Friday, October 18, 2019

Friendly Trails


John M. Gottman Ph.D. says that happy marriages are based on a deep friendship. It’s based on having mutual respect for your partner and having enjoyment in each other’s company. Couples in intimate relationships like this know each other more. They know what their likes, dislikes, and personalities are like. They are interested in the other’s hopes and dreams. They regard each other and show a lot of expressions of that love I think we all naturally crave as humans.
This isn’t always easy. But he expresses that having a friendship with your spouse fuels romance and becomes the best protection against having negativity towards your spouse. Having a positive relationship with a spouse helps one to overlook things that we might sometimes otherwise find annoying or bothersome. Often times it can be looked at by picking and choosing battles. Some things can be overlooked if it isn’t causing major conflict. You can chalk it up to “that is just how they are, and I love them in spite of it still.”
I believe this level of friendship can only be achieved with Christ. “The Family: A Proclamation to the World” declares the enduring truth that happiness in family life is most likely to be achieved if founded on the teachings of our Lord and Savior. Understanding the doctrine of Christ softens our hearts and leads to Christ-like behavior. The greatest commandment, “Thou shalt love the Lord thy God with all thy heart, and with all thy soul, and with all thy strength, and with all they mind; and thy neighbor as thyself” helps us to have the spirit of Him which can help us be better spouses and friends. Christ emulated this by His example.
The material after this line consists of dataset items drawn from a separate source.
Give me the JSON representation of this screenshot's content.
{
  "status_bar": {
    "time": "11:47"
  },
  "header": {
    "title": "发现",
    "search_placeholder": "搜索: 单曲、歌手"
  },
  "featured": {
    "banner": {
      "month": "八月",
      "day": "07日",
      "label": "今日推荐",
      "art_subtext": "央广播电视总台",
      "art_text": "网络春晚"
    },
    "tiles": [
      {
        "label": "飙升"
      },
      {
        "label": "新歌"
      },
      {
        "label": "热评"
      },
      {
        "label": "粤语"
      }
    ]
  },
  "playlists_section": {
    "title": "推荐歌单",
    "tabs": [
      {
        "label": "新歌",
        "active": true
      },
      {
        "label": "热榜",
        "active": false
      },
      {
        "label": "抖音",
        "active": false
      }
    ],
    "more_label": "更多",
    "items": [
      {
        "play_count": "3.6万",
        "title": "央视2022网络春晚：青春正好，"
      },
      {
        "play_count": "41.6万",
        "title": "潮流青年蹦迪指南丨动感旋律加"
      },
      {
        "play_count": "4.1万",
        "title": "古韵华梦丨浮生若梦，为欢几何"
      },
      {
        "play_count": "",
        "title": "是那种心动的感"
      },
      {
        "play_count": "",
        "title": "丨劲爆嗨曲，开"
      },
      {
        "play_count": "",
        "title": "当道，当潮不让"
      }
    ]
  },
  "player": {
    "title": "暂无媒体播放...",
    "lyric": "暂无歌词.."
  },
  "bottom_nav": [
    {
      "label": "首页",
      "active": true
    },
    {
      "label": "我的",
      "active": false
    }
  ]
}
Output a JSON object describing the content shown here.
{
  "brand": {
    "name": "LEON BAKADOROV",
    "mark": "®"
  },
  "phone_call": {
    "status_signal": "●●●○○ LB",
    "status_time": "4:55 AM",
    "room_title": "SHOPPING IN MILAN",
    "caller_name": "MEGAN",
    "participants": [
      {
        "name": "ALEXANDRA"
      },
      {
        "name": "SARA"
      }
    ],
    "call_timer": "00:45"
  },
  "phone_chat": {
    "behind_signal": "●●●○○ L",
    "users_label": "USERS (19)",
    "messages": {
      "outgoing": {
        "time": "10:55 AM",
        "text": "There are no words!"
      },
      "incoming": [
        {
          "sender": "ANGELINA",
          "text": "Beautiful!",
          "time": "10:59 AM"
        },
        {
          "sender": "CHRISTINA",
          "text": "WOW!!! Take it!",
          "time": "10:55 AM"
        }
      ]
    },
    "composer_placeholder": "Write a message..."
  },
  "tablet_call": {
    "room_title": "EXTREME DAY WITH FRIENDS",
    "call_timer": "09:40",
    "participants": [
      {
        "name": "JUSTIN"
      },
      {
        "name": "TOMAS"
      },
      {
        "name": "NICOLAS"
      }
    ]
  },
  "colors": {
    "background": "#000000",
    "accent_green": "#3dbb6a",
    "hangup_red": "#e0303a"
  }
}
We may not realize it, but all our problems are ultimately spiritual and Jesus is the great Healer. It is through Him that we can improve our relationship and truly love others.
Elder Wirthlin, from a 2007 General Conference address told a story about an elderly couple who exemplified this great commandment. They had been married for many decades. The wife had slowly lost her sight and could no longer take complete care of herself like she used to. Without being asked her husband began to paint her fingernails for her. He knew that she would enjoy this act of service and that it made her happy. He loved to see her happy, so he kept painting her nails for 5 more years before she passed away. This exemplifies the pure love of Christ. This is being a true friend to your spouse.

Thinking about this couple reminds me of my own grandparents. My grandparents married when she was 16 and he was 22. I remember going to my grandma in a time in my life when I was experiencing a lot of marital strife. I assumed she’d have a profound answer to the secret of keeping a lasting marriage. Her reply almost took me back. I assumed then their marriage had always been blissful. It looked as such. They were good friends and had a lot of mutual respect for each other. She said, “Ashlie it hasn’t always been easy.” I wanted to assume she was lying! “Don’t shatter my vision of you two! My grandparents are perfect…aren’t they?” From their example as righteous disciples of Christ, the love they had for Him helped me to see that this was the formula to truly loving your spouse. This is how we can receive our spouse as our friend. When we can see them by living our lives through obedience to Christ, we can receive this level of love. My grandparents were the greatest example of friends as I have ever seen in a married couple. They were married for 70 years. Though they have both passed on, I have no doubts they are very pleased to get to be together as friends and partners for eternity.